Defesa de Classe

Carta aberta aos cidadãos de São José do Rio Preto e Região: desagravo aos pacientes e médicos

São José do Rio Preto, 19 de agosto de 2021

Carta aberta aos cidadãos de São José do Rio Preto e Região


A Associação Paulista de Medicina vem a público para um desagravo aos pacientes de São José de Rio Preto e Região, assim como aos médicos que os atendem em unidades pública e no sistema suplementar, este último composto por operadoras e planos de saúde.

Em 18 de agosto de 2021, ontem, divulgamos à imprensa pesquisa inédita e pioneira, só de Rio Preto e cidades vizinhas, com dados sobre a relação das empresas da rede suplementar com os médicos. Os resultados são estarrecedores: está próximo dos 60% aqueles que registram sofrer pressões de planos de saúde para restringir exames, ou seja, 6 em cada 10.

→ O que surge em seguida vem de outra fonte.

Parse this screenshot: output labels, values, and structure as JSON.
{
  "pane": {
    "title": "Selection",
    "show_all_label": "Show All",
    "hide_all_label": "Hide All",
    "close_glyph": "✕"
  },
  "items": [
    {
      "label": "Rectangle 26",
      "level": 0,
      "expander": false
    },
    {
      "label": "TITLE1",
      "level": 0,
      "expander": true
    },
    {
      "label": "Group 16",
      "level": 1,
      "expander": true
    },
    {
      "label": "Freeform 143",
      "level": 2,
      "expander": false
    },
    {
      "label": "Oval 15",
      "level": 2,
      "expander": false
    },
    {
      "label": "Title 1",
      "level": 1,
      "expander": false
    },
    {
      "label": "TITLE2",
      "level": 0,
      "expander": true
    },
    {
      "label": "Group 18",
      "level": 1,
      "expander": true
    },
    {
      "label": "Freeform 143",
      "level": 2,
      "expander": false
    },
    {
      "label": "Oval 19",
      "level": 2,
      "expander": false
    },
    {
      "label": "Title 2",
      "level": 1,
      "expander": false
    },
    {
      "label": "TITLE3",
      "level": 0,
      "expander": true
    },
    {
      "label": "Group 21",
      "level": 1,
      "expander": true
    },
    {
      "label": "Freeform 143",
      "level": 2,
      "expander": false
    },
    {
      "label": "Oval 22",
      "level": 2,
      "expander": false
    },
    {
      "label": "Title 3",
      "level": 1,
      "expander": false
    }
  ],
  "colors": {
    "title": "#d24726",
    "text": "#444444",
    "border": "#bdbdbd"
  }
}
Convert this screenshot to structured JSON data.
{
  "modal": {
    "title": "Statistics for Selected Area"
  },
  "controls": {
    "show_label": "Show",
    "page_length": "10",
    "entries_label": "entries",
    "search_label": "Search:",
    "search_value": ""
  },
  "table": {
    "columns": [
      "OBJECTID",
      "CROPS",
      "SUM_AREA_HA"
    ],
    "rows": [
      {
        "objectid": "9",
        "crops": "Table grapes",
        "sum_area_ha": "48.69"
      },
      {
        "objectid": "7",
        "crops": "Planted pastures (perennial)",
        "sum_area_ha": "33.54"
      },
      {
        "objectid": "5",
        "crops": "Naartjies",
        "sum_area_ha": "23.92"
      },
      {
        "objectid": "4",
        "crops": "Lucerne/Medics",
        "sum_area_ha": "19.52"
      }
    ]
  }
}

A autonomia do médico é a base da boa assistência. Quando afrontada e aviltada, o ônus é uma prática aquém das melhores possibilidades clínicas e terapêuticas. As consequências são diretas e imediatas: prejuízo ao paciente e à qualidade do atendimento em saúde. Por vezes, pode significar quadros simples agravados e até vidas perdidas pela não utilização de recursos necessários e disponíveis, mas vetados em nome de cortes em “despesas” e de mais lucro.

Para exercer a Medicina em altíssimo nível, o médico cursa seis anos graduação, mais dois ou três de residência, cumpre a obrigação de se qualificar permanentemente em eventos no Brasil, como nosso Congresso de hoje em São José do Rio Preto, e no Exterior. Não paramos investir na reciclagem contínua do conhecimento, de pesquisar, de estudar em momento algum.

A missão da Medicina certamente não é o enriquecimento fácil de poucos às custas da dor de muitos. Médico não é marionete a ser manipulado por maus empresários de algumas empresas da rede suplementar.

A Associação Paulista de Medicina não admite nem nunca se calará diante de um ataque brutal a nossos colegas e a nossos pacientes.

Outros pontos da pesquisa realizadas pela APM Rio Preto mostram que empresas criam dificuldades para internação, interferem em condutas e tentam subjugar os médicos, não pagando os procedimentos (o que chamamos de glosas) ou ameaçando-os de descredenciamento.

Esses abusos, todos eles, redundam em graves consequências para quem está enfermo, paga altíssimas mensalidades para dispor de um plano de saúde como opção ao Sistema Único de Saúde, mas que, ao precisar, vê negado seu direito de assistência por subterfúgios inescrupulosos.

O relacionamento entre as operadoras e a rede de prestadores deve ser saudável em prol dos pacientes. A Associação Paulista de Medicina Regional de São José do Rio Preto jamais medirá esforços para proteger a classe médica e a população de planos que denigrem a imagem e o serviço do médico.

Não há serviço de qualidade à população quando o ambiente de trabalho é hostil, com baixos honorários, ameaças constantes de descredenciamento, dificuldade para internar pacientes, glosas ou atraso no pagamento, interferência na conduta e restrição à solicitação de exames.

Conclamamos a todos os pacientes e médicos envolvidos na saúde suplementar e examinar ao máximo se a operadora está mais preocupada com o dinheiro do que com a saúde dos brasileiros. Também temos de estar únicos para combater os riscos iminentes do processo de verticalização, que quando descontrolado, vira risco a vidas de pessoas.

Na verticalização, a população inclusive passa a não ter direito de escolha do seu médico. Será sempre o da rede. Quando optar por atendimento especializado, não terá pela simples negativa do convênio que está procura da mão de obra mais barata, não daquela mais especializada.

A conjuntura atual da saúde suplementar exige respostas firmes. O médico é, recorrentemente, coagido a utilizar medicamentos e materiais de baixa qualidade; é proibido de atuar na forma que julga correta, pela imposição de protocolos ditatoriais, que geram dificuldades para autorizar procedimentos cirúrgicos, exames laboratoriais e exames subsidiários (como ultrassonografia, tomografia e ressonância), levando a uma interferência negativa no relacionamento médico-paciente.

Tentam nos obrigar a atender em quantidade, não em qualidade, e, caso não o façamos, a pena é a perda do trabalho, da fonte de sustento de nossas famílias.

  A APM intensificará cada vez mais a mobilização e os protestos contra as condutas e as práticas de um mercado maquiavélico. Nosso compromisso é com os pacientes. E deixamos bem claro aos mais planos de saúde: não existe Medicina sem médico.